Prosseguindo nessa linha de raciocínio, o autor sustenta que, diante de nossas dificuldades no autoconhecimento, poderemos vir a recorrer permanentemente às big techs para a realização de escolhas simples, como, por exemplo, a seleção dos nossos próximos livros ou filmes, até o ponto em que viermos a permitir a tomada de decisões relevantes pelas plataformas. Nessa toada, diz Harari: “quando estiver navegando na internet, assistindo a vídeos no YouTube ou lendo mensagens nas suas redes sociais, os algoritmos vão discretamente monitorá-lo, analisá-lo, e dizer à Coca-Cola que, se ela quiser lhe vender alguma bebida, melhor seria usar o anúncio com o sujeito sem camisa, e não o da garota sem camisa. Você nem vai saber.
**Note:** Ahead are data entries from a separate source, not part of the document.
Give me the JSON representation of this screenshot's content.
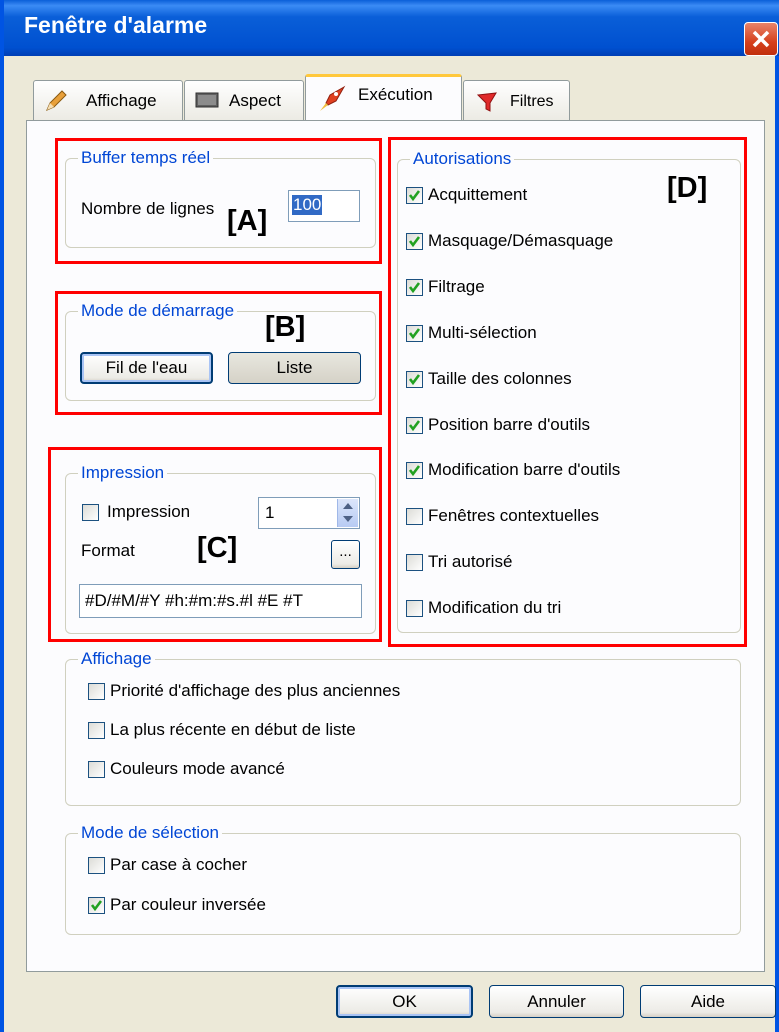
{
  "window": {
    "title": "Fenêtre d'alarme",
    "close_icon": "close-icon"
  },
  "tabs": [
    {
      "label": "Affichage",
      "icon": "pencil-icon"
    },
    {
      "label": "Aspect",
      "icon": "monitor-icon"
    },
    {
      "label": "Exécution",
      "icon": "rocket-icon",
      "active": true
    },
    {
      "label": "Filtres",
      "icon": "funnel-icon"
    }
  ],
  "buffer": {
    "legend": "Buffer temps réel",
    "lines_label": "Nombre de lignes",
    "lines_value": "100"
  },
  "startup": {
    "legend": "Mode de démarrage",
    "button1": "Fil de l'eau",
    "button2": "Liste"
  },
  "printing": {
    "legend": "Impression",
    "checkbox_label": "Impression",
    "checkbox_checked": false,
    "count_value": "1",
    "format_label": "Format",
    "browse_label": "...",
    "format_value": "#D/#M/#Y #h:#m:#s.#l #E #T"
  },
  "authorizations": {
    "legend": "Autorisations",
    "items": [
      {
        "label": "Acquittement",
        "checked": true
      },
      {
        "label": "Masquage/Démasquage",
        "checked": true
      },
      {
        "label": "Filtrage",
        "checked": true
      },
      {
        "label": "Multi-sélection",
        "checked": true
      },
      {
        "label": "Taille des colonnes",
        "checked": true
      },
      {
        "label": "Position barre d'outils",
        "checked": true
      },
      {
        "label": "Modification barre d'outils",
        "checked": true
      },
      {
        "label": "Fenêtres contextuelles",
        "checked": false
      },
      {
        "label": "Tri autorisé",
        "checked": false
      },
      {
        "label": "Modification du tri",
        "checked": false
      }
    ]
  },
  "display": {
    "legend": "Affichage",
    "items": [
      {
        "label": "Priorité d'affichage des plus anciennes",
        "checked": false
      },
      {
        "label": "La plus récente en début de liste",
        "checked": false
      },
      {
        "label": "Couleurs mode avancé",
        "checked": false
      }
    ]
  },
  "selection": {
    "legend": "Mode de sélection",
    "items": [
      {
        "label": "Par case à cocher",
        "checked": false
      },
      {
        "label": "Par couleur inversée",
        "checked": true
      }
    ]
  },
  "footer": {
    "ok": "OK",
    "cancel": "Annuler",
    "help": "Aide"
  },
  "annotations": {
    "a": "[A]",
    "b": "[B]",
    "c": "[C]",
    "d": "[D]"
  },
  "colors": {
    "annotation": "#ff0000",
    "legend_text": "#0046d5",
    "check_mark": "#21a121",
    "title_bar": "#0054e3"
  }
}
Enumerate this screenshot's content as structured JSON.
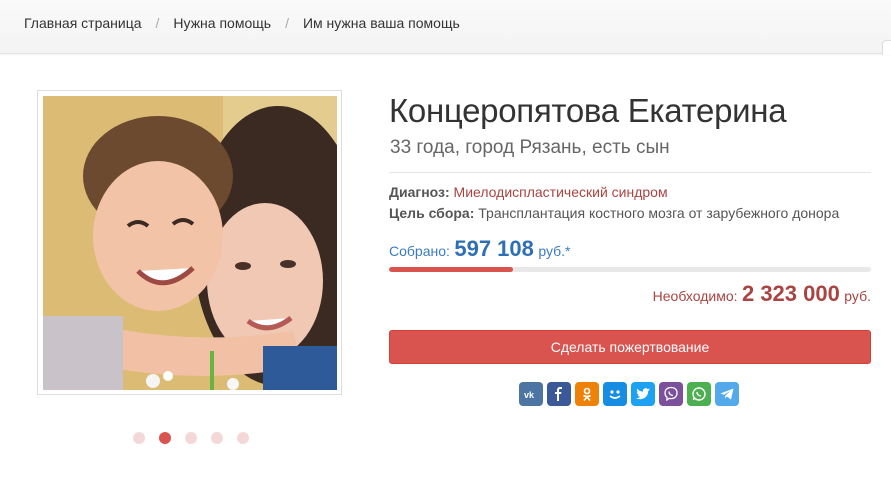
{
  "breadcrumb": {
    "items": [
      "Главная страница",
      "Нужна помощь",
      "Им нужна ваша помощь"
    ],
    "separator": "/"
  },
  "profile": {
    "name": "Концеропятова Екатерина",
    "subtitle": "33 года, город Рязань, есть сын"
  },
  "details": {
    "diagnosis_label": "Диагноз:",
    "diagnosis_value": "Миелодиспластический синдром",
    "goal_label": "Цель сбора:",
    "goal_value": "Трансплантация костного мозга от зарубежного донора"
  },
  "fundraising": {
    "collected_label": "Собрано:",
    "collected_amount": "597 108",
    "collected_currency": "руб.*",
    "needed_label": "Необходимо:",
    "needed_amount": "2 323 000",
    "needed_currency": "руб.",
    "progress_fraction": 0.257
  },
  "donate_button": "Сделать пожертвование",
  "gallery": {
    "dots": 5,
    "active_index": 1
  },
  "share": [
    {
      "name": "vk-icon",
      "color": "#4c75a3"
    },
    {
      "name": "facebook-icon",
      "color": "#3b5998"
    },
    {
      "name": "odnoklassniki-icon",
      "color": "#ee8208"
    },
    {
      "name": "moimir-icon",
      "color": "#168de2"
    },
    {
      "name": "twitter-icon",
      "color": "#1da1f2"
    },
    {
      "name": "viber-icon",
      "color": "#7b519d"
    },
    {
      "name": "whatsapp-icon",
      "color": "#4caf50"
    },
    {
      "name": "telegram-icon",
      "color": "#54a9eb"
    }
  ],
  "colors": {
    "accent": "#d9534f",
    "link_blue": "#2f6fb3",
    "diagnosis_red": "#a94442"
  }
}
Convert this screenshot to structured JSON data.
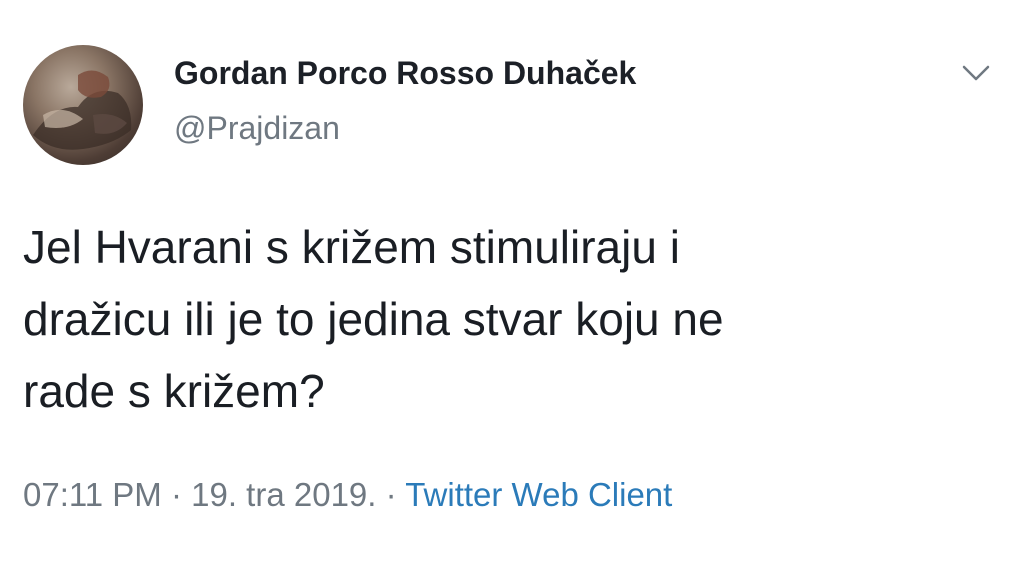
{
  "author": {
    "display_name": "Gordan Porco Rosso Duhaček",
    "handle": "@Prajdizan"
  },
  "tweet": {
    "text_lines": [
      "Jel Hvarani s križem stimuliraju i",
      "dražicu ili je to jedina stvar koju ne",
      "rade s križem?"
    ]
  },
  "meta": {
    "time": "07:11 PM",
    "separator_1": " · ",
    "date": "19. tra 2019.",
    "separator_2": " · ",
    "source": "Twitter Web Client"
  },
  "icons": {
    "menu": "chevron-down-icon"
  },
  "colors": {
    "secondary_text": "#6f7881",
    "link": "#2b7bb9"
  }
}
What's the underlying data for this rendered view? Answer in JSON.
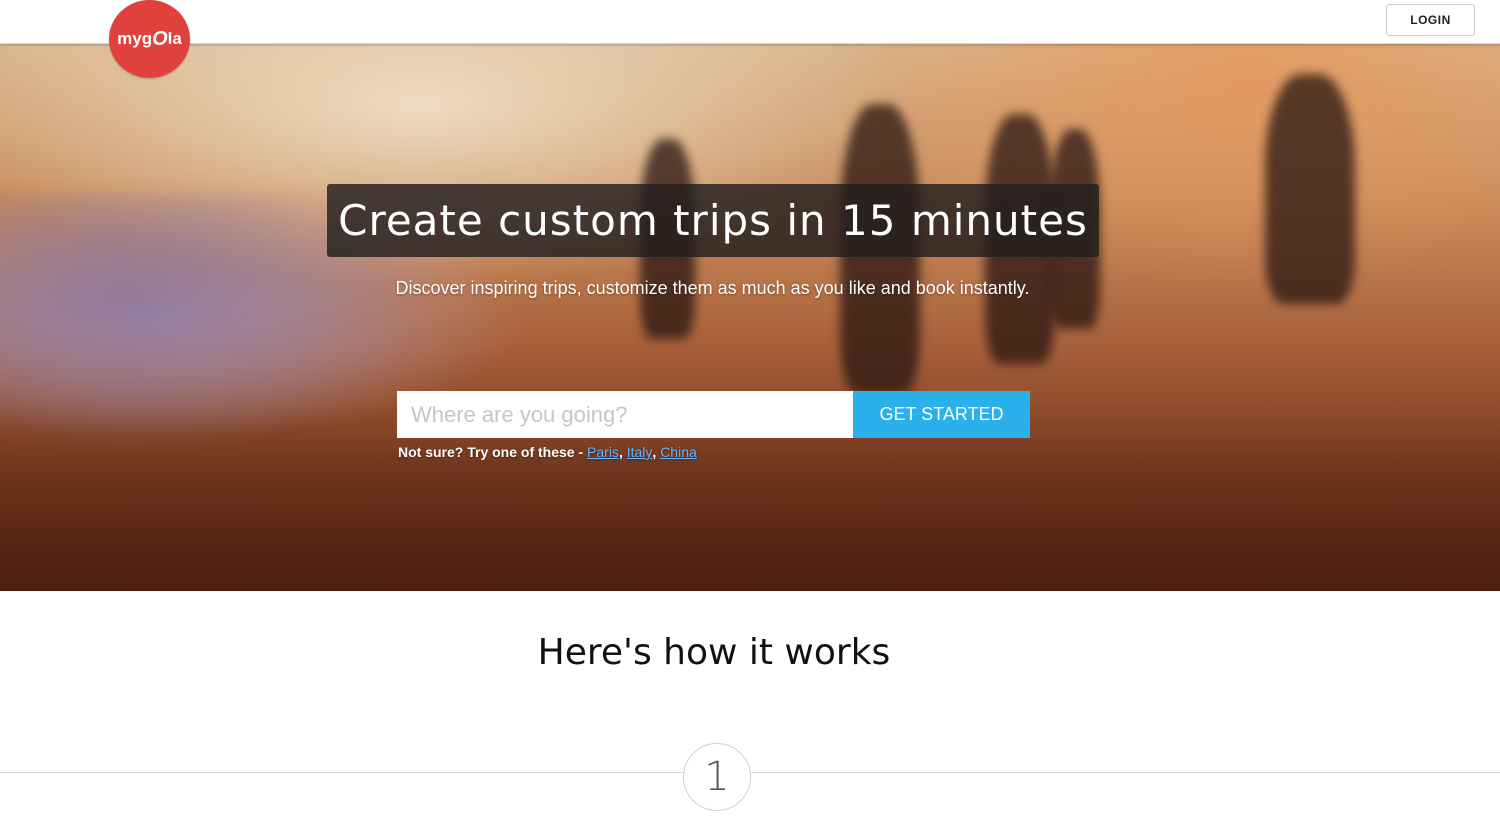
{
  "header": {
    "logo_text_pre": "myg",
    "logo_text_o": "O",
    "logo_text_post": "la",
    "login_label": "LOGIN"
  },
  "hero": {
    "headline": "Create custom trips in 15 minutes",
    "subline": "Discover inspiring trips, customize them as much as you like and book instantly.",
    "search_placeholder": "Where are you going?",
    "cta_label": "GET STARTED",
    "suggest_prefix": "Not sure? Try one of these - ",
    "suggestions": [
      "Paris",
      "Italy",
      "China"
    ]
  },
  "how": {
    "title": "Here's how it works",
    "step_number": "1"
  },
  "colors": {
    "brand_red": "#e0423b",
    "cta_blue": "#2ab0ea",
    "link_blue": "#5fb3ff"
  }
}
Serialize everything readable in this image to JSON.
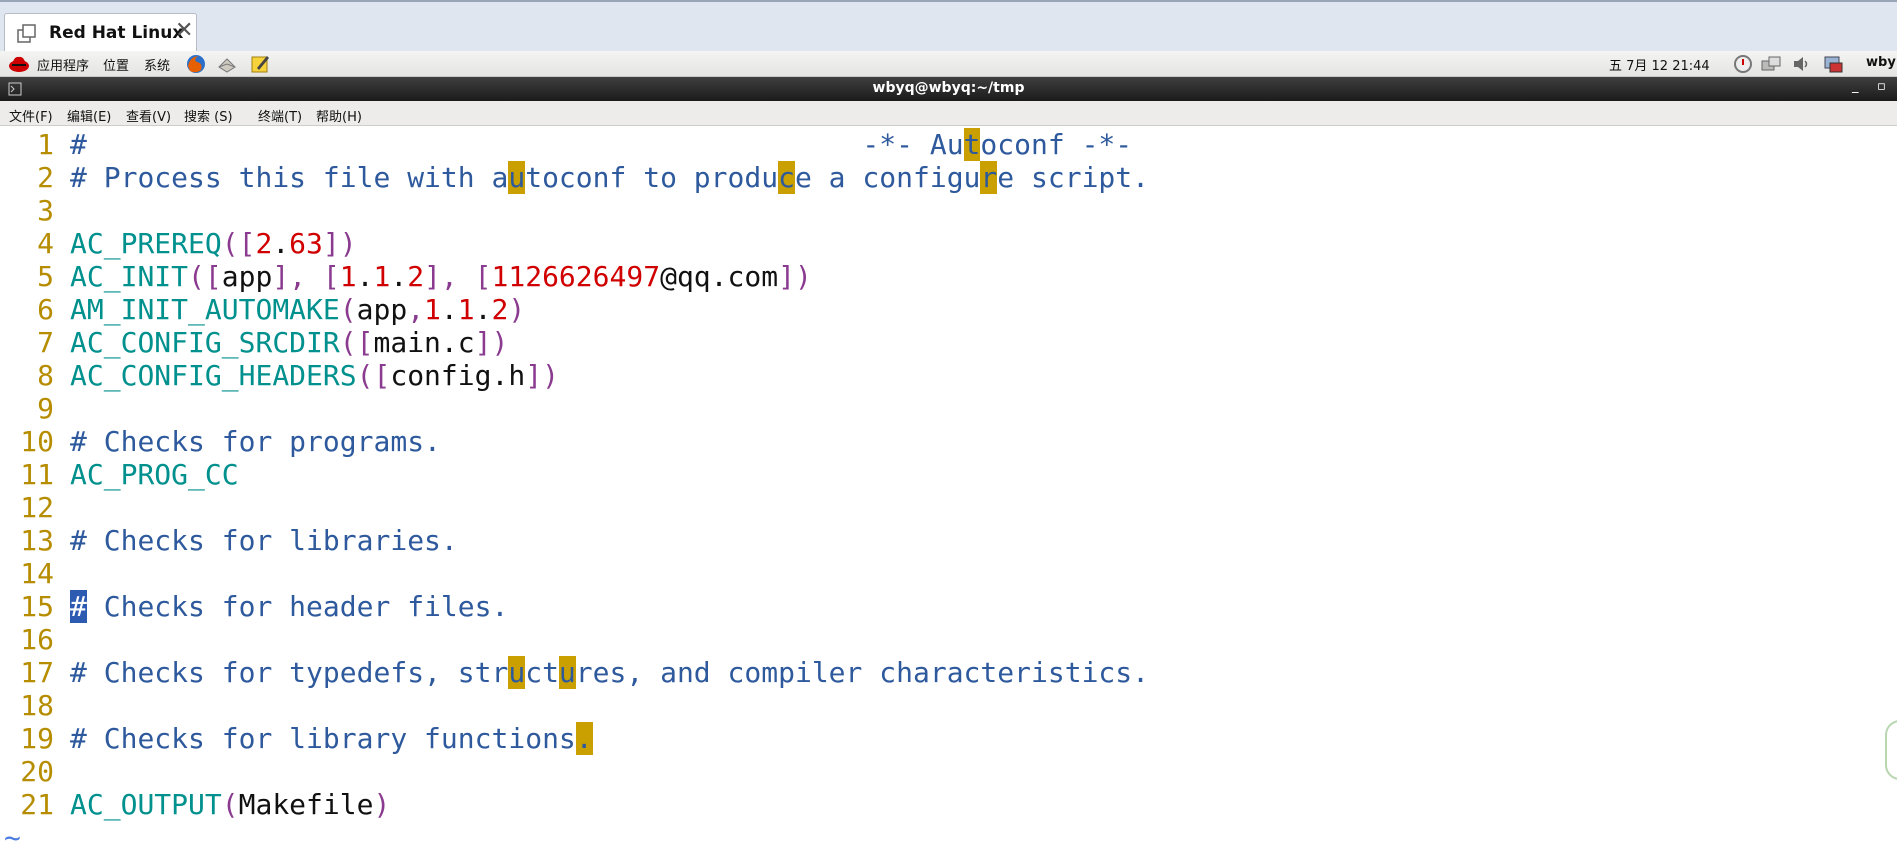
{
  "browser_tab": {
    "title": "Red Hat Linux",
    "close_glyph": "✕"
  },
  "panel": {
    "menus": [
      "应用程序",
      "位置",
      "系统"
    ],
    "launchers": [
      "firefox-icon",
      "mail-icon",
      "notes-icon"
    ],
    "clock": "五 7月 12 21:44",
    "tray": [
      "update-icon",
      "network-icon",
      "volume-icon",
      "display-icon"
    ],
    "user": "wby"
  },
  "terminal": {
    "title": "wbyq@wbyq:~/tmp",
    "minimize": "_",
    "maximize": "▫",
    "menu": [
      "文件(F)",
      "编辑(E)",
      "查看(V)",
      "搜索 (S)",
      "终端(T)",
      "帮助(H)"
    ]
  },
  "editor": {
    "lines": [
      {
        "n": "1",
        "code": "#                                              -*- Autoconf -*-"
      },
      {
        "n": "2",
        "code": "# Process this file with autoconf to produce a configure script."
      },
      {
        "n": "3",
        "code": ""
      },
      {
        "n": "4",
        "code": "AC_PREREQ([2.63])"
      },
      {
        "n": "5",
        "code": "AC_INIT([app], [1.1.2], [1126626497@qq.com])"
      },
      {
        "n": "6",
        "code": "AM_INIT_AUTOMAKE(app,1.1.2)"
      },
      {
        "n": "7",
        "code": "AC_CONFIG_SRCDIR([main.c])"
      },
      {
        "n": "8",
        "code": "AC_CONFIG_HEADERS([config.h])"
      },
      {
        "n": "9",
        "code": ""
      },
      {
        "n": "10",
        "code": "# Checks for programs."
      },
      {
        "n": "11",
        "code": "AC_PROG_CC"
      },
      {
        "n": "12",
        "code": ""
      },
      {
        "n": "13",
        "code": "# Checks for libraries."
      },
      {
        "n": "14",
        "code": ""
      },
      {
        "n": "15",
        "code": "# Checks for header files."
      },
      {
        "n": "16",
        "code": ""
      },
      {
        "n": "17",
        "code": "# Checks for typedefs, structures, and compiler characteristics."
      },
      {
        "n": "18",
        "code": ""
      },
      {
        "n": "19",
        "code": "# Checks for library functions."
      },
      {
        "n": "20",
        "code": ""
      },
      {
        "n": "21",
        "code": "AC_OUTPUT(Makefile)"
      }
    ],
    "empty_marker": "~",
    "search_highlight": "u",
    "colors": {
      "comment": "#2e5a9d",
      "keyword": "#00908d",
      "paren": "#8a3a8f",
      "number": "#d00000",
      "line_number": "#b68d00",
      "highlight": "#c9a000",
      "cursor": "#2d5bb1"
    }
  }
}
Mas eles saberão, e essa informação valerá bilhões[4].”

Portanto, longe do que supõem as siglas lulistas, presas a seu fundamentalismo que dispensa provas, não é uma ou outra plataforma digital que se acha a serviço de algum candidato, e sim as liberdades individuais mundo afora que podem vir a ser comprometidas pela nossa passividade diante dos comandos dos algoritmos. No entanto, esse é um questionamento cuja complexidade perpassa, em muito, os interesses eleitoreiros de um grupo ávido pelo retorno ao poder, assim como a própria mesquinhez do universo lulopetista que, na visão de seus seguidores, se destina a girar ao redor do umbigo de seu histriônico líder.

[1] https://www.metropoles.com/brasil/eleicoes-2022/lula-aciona-tse-contra-suposto-favorecimento-do-youtube-a-videos-pro-bolsonaro

[2] https://pt.scribd.com/document/594544721/SEI-TSE-2198460-Recibo-Eletronico-de-Protocolo#download&from_embed

[3] Artigos 464 a 480 do NCPC.

[4] Ed. Companhia das Letras, 2019, página 77

 

Katia Magalhães é advogada formada pela Universidade Federal do Rio de Janeiro (UFRJ), e MBA em Direito da Concorrência e do Consumidor pela FGV-RJ, atuante nas áreas de propriedade intelectual e seguros, autora da Atualização do Tomo XVII do “Tratado de Direito Privado” de Pontes de Miranda, e criadora e realizadora do Canal Katia Magalhães Chá com Debate no YouTube.